Tropeço literalmente em R. nas já quase por mim esquecidas ruelas de Cascais. R., companheiro e cúmplice de brincadeiras de anos, está, à semelhança de todos os componentes do nosso grupo, mais velho, mais gordo e mais calmo. Não nos víamos desde o século passado mas rapidamente nos actualizamos. Em minutos alinhamos as perguntas regulamentares sem que pareça não esquecermos nenhuma. As que querem saber da saúde do próprio, dos pais, das irmãs e do irmão e do que é feito, cá vamos, mais velhos e mais gordos pois, isso já nós sabemos, meu menino há séculos que te não via. Deixo para o final a inevitável pergunta sobre o estado do stock. Não que R. seja corrector, longe disso. Apenas que é importantíssimo perguntar-lhe, em tom de ironia (e sempre em tom de ironia) pelo stock, já que R. está ligado ao import/export de "matérias primas" de Leste e consequentemente a uma das mais prósperas indústrias deste país. Para bom entendedor, meia eslovaca basta... Nenhum remoque, nenhum juízo de valor que cada um sabe de si e Deus saberá de todos se estiver atento e com os ficheiros devidamente indexados.
R. ficará para sempre nas minhas memórias de adolescente. Capaz de trajar sempre a rigor para a época e isso significava invariavelmente a bela botinha de cano, mai'la bela calça de ganga branca acompanhada da camisinha da moda, preferencialmente amarela com golas com pano que hoje, supervisionado o corte por um técnico chinês, era capaz de produzir outro exemplar. Era um dos "bonecos" do grupo, cabeleira farta penteada vezes sem conta no reflexo das montras ou no retrovisor dos carros estacionados. Era assim uma espécie de vestido para matar, mas no bom sentido. R. era dos pequenos machos em vias de o ser, na glória dos nossos quinze anos, o mais dançarino e até o mais ousado nas galanterias e namoros isto para não falar da sua veia futebolística. Poucas coisas ou figuras do sexo oposto lhe escapavam fosse em lábia ou imaginação. Veio então a dar-se o caso de nos encontrarmos todos numa festa de aniversário. Coisa encenada a rigor como era dos costumes dos anos 70. O lustre da sala recoberto de celofane vermelho (ah l'ambiance!), uma bola de espelhos desviada algures (vocês não vão querer saber...) e o som. O som! Um pickup Sylvania, mono, gerido com maestria pelo melómano do grupo (estás bom, Francisco?), munido da emblemática mala de LP's e alguns singles de 45 r.p.m., vejam lá como são as coisas, sem um único scratch (quem arranha paga uma agulha nova!), os tempos mudaram muito oh se mudaram...
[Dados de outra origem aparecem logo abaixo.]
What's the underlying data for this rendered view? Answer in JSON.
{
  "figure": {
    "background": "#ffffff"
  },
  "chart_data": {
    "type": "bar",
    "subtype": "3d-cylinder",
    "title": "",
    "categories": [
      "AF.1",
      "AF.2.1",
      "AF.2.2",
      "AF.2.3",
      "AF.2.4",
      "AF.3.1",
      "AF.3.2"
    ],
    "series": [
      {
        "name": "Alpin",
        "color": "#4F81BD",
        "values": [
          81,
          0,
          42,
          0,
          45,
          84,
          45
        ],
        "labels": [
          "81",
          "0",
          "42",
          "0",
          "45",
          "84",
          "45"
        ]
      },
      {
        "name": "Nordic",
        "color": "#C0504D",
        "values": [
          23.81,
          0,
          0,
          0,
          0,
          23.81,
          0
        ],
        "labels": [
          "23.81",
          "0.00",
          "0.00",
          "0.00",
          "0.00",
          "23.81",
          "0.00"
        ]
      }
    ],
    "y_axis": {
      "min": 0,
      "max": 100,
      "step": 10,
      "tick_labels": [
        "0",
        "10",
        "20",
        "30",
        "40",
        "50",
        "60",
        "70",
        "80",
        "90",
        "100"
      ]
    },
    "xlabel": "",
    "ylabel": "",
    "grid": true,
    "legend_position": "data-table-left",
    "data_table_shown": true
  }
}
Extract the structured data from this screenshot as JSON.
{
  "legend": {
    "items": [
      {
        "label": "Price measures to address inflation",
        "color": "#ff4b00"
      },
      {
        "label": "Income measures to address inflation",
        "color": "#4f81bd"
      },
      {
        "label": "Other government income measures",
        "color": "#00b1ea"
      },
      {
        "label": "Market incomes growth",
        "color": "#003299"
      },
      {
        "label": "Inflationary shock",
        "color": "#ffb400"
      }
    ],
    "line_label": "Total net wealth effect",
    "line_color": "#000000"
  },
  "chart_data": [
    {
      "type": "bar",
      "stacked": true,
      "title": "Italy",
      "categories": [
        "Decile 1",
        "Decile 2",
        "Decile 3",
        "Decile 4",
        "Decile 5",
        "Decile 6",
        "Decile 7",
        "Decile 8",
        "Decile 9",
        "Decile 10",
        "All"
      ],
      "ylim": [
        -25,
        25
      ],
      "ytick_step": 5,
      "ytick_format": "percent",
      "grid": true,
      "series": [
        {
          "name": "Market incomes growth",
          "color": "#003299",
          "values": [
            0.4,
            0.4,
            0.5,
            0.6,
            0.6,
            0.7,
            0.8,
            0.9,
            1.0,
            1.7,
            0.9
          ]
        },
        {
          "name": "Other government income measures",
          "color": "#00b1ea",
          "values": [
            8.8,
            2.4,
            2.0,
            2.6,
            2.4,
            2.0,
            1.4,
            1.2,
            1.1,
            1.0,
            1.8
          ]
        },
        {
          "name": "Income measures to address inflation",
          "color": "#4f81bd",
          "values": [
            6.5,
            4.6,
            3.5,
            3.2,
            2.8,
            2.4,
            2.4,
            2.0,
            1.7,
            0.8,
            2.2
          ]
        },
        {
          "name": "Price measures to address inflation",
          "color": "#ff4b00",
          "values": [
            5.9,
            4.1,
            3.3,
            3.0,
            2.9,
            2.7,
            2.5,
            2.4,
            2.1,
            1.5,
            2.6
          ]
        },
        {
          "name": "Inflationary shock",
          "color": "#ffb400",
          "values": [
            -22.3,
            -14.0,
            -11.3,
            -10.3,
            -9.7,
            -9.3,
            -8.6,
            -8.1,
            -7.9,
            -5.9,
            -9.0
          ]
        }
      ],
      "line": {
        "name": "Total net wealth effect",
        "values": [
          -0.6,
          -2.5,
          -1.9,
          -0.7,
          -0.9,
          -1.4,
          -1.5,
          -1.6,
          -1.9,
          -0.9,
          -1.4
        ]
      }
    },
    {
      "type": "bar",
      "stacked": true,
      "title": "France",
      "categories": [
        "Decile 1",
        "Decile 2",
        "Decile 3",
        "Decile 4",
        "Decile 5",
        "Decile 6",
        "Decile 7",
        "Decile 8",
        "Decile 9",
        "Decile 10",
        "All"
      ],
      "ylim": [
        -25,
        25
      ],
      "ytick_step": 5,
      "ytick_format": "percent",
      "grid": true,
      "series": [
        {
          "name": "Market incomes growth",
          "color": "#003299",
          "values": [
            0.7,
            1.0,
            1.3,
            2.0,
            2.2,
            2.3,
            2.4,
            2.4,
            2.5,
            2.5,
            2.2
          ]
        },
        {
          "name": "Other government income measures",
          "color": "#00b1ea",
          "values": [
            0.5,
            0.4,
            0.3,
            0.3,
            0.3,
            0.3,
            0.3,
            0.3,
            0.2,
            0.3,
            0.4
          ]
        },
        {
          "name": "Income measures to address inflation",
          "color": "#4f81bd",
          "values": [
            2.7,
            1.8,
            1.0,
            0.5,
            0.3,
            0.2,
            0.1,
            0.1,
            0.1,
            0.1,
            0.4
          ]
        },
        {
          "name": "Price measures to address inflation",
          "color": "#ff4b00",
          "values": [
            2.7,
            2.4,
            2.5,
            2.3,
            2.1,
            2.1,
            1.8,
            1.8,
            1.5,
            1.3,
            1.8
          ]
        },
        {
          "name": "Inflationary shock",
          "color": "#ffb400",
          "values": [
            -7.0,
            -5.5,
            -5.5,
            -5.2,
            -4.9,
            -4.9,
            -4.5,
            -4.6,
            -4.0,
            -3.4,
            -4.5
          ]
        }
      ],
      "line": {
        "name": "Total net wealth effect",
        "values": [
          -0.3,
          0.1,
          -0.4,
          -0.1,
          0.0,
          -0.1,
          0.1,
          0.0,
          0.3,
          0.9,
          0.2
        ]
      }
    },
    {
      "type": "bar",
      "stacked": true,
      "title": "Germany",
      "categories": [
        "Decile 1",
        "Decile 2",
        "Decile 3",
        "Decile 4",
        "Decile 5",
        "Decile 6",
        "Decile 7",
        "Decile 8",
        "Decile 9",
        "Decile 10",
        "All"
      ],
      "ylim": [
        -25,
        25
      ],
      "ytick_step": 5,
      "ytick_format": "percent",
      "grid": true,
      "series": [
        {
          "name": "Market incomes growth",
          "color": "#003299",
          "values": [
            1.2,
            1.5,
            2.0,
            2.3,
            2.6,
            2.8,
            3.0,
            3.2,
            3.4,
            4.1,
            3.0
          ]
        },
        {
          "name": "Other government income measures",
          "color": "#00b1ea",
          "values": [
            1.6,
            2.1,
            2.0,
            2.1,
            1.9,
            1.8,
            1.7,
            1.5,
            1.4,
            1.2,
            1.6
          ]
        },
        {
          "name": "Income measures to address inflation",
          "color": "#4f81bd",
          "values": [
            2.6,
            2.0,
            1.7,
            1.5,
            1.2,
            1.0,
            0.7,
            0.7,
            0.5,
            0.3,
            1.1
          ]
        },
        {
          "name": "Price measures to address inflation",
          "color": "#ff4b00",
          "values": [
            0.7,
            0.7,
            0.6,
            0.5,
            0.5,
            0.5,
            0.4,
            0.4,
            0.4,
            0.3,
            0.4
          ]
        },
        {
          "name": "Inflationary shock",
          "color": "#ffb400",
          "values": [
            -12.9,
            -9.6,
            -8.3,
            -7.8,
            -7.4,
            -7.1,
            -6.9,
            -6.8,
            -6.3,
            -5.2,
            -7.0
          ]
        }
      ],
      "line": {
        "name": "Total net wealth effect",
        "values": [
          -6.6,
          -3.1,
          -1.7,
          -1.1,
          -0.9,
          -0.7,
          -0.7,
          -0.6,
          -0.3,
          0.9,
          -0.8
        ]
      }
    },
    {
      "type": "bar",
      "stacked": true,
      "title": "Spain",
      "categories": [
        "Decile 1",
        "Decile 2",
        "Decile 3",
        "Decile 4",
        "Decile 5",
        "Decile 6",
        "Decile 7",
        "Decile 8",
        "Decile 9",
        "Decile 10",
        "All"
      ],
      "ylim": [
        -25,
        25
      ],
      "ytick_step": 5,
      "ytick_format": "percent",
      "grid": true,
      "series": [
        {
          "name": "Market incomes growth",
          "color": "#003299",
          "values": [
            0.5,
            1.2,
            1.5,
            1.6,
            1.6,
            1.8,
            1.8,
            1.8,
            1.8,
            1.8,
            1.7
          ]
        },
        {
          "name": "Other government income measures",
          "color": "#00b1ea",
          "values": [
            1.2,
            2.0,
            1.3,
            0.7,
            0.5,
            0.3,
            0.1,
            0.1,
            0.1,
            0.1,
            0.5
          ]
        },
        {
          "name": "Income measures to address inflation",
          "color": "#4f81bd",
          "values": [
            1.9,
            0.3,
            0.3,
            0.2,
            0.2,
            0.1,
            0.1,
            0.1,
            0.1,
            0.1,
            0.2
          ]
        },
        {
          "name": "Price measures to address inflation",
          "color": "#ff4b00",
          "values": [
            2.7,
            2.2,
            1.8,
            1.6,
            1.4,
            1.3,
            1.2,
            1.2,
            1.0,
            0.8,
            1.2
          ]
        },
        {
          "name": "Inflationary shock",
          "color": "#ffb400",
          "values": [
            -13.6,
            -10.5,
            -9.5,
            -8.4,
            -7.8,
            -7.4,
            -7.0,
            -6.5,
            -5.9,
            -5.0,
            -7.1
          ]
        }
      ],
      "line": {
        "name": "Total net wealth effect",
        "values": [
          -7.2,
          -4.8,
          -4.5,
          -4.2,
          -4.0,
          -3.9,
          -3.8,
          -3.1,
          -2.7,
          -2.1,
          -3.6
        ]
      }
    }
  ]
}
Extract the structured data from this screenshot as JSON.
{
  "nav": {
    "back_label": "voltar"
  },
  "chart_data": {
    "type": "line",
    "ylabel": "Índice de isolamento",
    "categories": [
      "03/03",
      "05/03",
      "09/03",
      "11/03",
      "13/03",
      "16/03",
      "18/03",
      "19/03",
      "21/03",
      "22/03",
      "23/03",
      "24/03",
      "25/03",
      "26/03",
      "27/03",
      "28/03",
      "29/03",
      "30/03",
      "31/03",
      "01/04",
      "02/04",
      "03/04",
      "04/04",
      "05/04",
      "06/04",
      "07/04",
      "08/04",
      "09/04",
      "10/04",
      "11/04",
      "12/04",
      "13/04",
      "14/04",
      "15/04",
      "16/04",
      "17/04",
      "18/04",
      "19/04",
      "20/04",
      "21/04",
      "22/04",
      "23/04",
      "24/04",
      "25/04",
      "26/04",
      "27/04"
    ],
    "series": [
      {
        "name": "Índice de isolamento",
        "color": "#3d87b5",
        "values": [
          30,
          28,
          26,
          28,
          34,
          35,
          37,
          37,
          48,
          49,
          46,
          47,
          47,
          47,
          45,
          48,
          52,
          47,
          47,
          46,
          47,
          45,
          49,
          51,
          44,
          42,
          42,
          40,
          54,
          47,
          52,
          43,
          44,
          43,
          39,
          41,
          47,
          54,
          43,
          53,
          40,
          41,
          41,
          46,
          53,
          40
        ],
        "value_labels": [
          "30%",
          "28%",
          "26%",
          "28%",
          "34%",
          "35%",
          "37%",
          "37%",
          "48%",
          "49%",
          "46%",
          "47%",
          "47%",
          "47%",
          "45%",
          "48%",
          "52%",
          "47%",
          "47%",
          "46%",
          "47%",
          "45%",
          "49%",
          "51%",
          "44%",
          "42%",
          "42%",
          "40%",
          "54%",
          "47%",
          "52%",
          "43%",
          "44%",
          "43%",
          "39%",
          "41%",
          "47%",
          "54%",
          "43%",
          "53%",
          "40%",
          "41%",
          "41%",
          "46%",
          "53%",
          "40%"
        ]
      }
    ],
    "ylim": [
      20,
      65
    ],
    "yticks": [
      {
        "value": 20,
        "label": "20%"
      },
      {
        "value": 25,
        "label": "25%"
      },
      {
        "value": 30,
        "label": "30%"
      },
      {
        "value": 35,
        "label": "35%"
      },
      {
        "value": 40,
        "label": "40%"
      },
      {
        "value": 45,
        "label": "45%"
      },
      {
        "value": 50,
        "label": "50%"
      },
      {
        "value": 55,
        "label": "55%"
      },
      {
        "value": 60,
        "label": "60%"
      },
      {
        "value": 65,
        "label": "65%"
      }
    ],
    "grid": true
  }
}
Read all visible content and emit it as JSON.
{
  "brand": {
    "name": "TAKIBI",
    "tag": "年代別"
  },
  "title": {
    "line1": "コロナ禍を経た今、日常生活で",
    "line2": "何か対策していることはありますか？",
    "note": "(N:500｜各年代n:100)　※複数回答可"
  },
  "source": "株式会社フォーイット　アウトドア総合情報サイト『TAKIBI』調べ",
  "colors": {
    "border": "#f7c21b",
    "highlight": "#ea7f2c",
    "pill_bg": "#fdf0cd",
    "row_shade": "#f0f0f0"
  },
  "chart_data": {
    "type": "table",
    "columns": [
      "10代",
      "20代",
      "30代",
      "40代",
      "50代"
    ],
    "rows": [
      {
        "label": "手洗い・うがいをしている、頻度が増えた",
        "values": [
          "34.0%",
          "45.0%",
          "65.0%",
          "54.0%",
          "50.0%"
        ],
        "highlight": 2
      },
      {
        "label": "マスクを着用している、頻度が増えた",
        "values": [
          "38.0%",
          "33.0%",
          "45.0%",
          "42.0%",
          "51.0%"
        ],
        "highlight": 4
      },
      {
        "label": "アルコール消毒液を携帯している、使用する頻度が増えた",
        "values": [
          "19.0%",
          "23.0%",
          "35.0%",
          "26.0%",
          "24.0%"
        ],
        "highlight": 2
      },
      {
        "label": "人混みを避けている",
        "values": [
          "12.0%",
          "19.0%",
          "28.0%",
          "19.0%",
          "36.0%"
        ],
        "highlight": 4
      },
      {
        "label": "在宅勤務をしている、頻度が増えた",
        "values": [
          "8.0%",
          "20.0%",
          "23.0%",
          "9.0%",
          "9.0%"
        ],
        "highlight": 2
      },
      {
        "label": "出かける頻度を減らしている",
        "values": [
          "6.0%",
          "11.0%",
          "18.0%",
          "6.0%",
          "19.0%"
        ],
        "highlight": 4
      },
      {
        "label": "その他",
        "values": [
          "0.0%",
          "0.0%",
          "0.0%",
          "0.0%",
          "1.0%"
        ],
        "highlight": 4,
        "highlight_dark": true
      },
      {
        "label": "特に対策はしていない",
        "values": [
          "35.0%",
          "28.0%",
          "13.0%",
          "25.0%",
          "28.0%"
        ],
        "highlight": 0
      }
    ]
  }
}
Se bem se recordam os de antanho, as festas dividiam-se em três tempos religiosamente marcados, a saber, shakes, morfes e slows. Ah pois é! Tão certo como o cão ter pulgas, eram assim mesmo as operações, sendo que no caso os shakes não podiam ser muito agitados pois corria-se o risco de desabar a sala mais os celebrantes no terceiro andar ou, mal menor, saltar algum prato da cristaleira. E isto de mudar a arrumação das salas de visitas dos pais dos amigos tinha muito que se lhe dissesse. Alguns de vós saberão do que falo, outros mais do que os uns propriamente ditos.
Os morfes eram, regra geral, rápidos não só porque a juventude é deveras garganeira de hábitos, mas também porque pela familiaridade entre convivas conhecíamos já de gingeira os dotes culinários da mãe do aniversariante, fosse ele ou ela quem fosse, e era então mais simples planear as marcações cerradas a croquetes e rissóis, mousses ou pudins, bolos ou refrigerantes, asas de frango ou fatias de carne assada. Para o fim (e nisso os tempos não mudaram nada, não é?) sobravam sempre as famosíssimas sandes triangulares de queijo e fiambre e um outro pão de leite, prontamente refundido aqui ou ali, que a tarde era sempre longa e nunca se sabia o grau da fome temporã.
A grande novidade dessa tarde era a presença de S. Louríssima, espécie absolutamente extinta à nascença nesse bando de foragidos juvenis, era uma recente aquisição desse ímane de seres e haveres do grupo. S. era extraordinariamente bonita e despertava suspiros aqui e ali, fazendo bater mais acelaradamente os corações dos descomprometidos muito embora os comprometidos de quando em vez se confessassem atentos às partidas e chegadas do aeroportos sentimentais. R. não perdeu tempo e foi avisando logo ali dos limites territoriais que estava disposto a impor aos amigos. As cumplicidades masculinas funcionaram desde logo, alguns houve que não foram sequer avisados por ser absolutamente desnecessário devido ao absurdo número de borbulhas que tentaram esconder com montanhas de bisnagas de Clearasil e assim se passou parte da pausa alimentar com trocas de olhares e consequentes assentimentos de cabeça.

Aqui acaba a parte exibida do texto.